Judge rejects requiring doctors to perform transition surgery, abortions

WICHITA FALLS, Texas (CNS) -- By annulling an Obama administration requirement that doctors perform gender transition procedures or treatments, as well as abortions, a federal judge in Texas has upheld the conscience rights of medical professionals across the nation, said a lawyer for plaintiffs in the case.

"It is critically important that doctors are able to continue serving patients in keeping with their consciences and their professional medical judgment, especially when it comes to the personal health choices of families and children," said Luke Goodrich, vice president and senior counsel at Becket, a Washington-based nonprofit religious liberty law firm.

In an Oct. 15 ruling, Judge Reed O'Connor of U.S. District Court for the Northern District of Texas in Wichita Falls affirmed his previous decision that "the rule imposes a substantial burden on private plaintiffs' religious exercise.”

In 2016, the Department of Health and Human Services issued a regulation, applicable to virtually every doctor in the country, that would have required them to recognize abortion or sex-change operations as appropriate medical care or face prosecution for sex discrimination.

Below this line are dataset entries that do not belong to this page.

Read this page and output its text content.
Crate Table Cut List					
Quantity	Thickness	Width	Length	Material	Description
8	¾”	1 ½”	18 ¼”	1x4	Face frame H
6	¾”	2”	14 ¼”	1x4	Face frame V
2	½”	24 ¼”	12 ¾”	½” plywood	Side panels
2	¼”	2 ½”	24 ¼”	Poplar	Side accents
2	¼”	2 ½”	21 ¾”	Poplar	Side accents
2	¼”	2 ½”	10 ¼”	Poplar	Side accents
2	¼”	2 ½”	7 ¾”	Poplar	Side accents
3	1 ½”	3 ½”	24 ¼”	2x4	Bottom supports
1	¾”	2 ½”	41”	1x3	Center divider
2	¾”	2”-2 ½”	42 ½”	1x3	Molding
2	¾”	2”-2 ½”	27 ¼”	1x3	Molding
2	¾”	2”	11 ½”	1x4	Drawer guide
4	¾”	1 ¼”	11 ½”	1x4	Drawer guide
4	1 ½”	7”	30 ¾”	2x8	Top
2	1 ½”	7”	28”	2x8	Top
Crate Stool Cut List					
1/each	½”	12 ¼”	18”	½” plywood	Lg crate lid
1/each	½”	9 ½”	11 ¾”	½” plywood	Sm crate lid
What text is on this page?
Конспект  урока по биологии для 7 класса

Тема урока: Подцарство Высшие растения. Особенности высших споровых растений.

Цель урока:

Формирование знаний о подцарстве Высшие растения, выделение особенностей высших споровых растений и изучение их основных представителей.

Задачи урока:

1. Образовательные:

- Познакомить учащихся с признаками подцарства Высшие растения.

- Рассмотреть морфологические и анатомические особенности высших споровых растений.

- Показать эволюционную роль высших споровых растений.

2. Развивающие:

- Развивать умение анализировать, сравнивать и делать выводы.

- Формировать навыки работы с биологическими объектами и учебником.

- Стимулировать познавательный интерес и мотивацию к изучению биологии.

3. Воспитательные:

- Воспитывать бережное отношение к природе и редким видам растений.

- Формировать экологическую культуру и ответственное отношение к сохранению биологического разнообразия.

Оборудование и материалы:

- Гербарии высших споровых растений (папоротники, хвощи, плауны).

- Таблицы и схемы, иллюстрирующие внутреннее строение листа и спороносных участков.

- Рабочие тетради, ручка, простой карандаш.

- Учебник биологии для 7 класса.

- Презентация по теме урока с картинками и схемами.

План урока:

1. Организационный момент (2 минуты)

Becket filed a lawsuit in the U.S. District Court in Texas on behalf of Franciscan Alliance, a religious hospital network sponsored by the Sisters of St. Francis of Perpetual Adoration, and the Christian Medical & Dental Associations, defending them from the new government regulation. The states of Texas, Kansas, Kentucky, Nebraska and Wisconsin also joined in the suit.

On Dec. 31, 2016, O'Connor granted a nationwide, preliminary injunction against the HHS regulation. His ruling came a day before it was to take effect.

In his new ruling, he reviewed his earlier decision. "The court is careful not to weigh or evaluate the relevant doctrines of faith," he wrote, but has "concluded that (the) plaintiffs refusal to perform, refer for, or cover transitions or abortions is a sincere religious exercise.”

In his statement, Goodrich said O'Connor's ruling "marks a major victory for compassion, conscience and sound medical judgment.”

"Doctors cannot do their jobs if government bureaucrats are trying to force them to perform potentially harmful procedures that violate their medical and moral judgment," he added.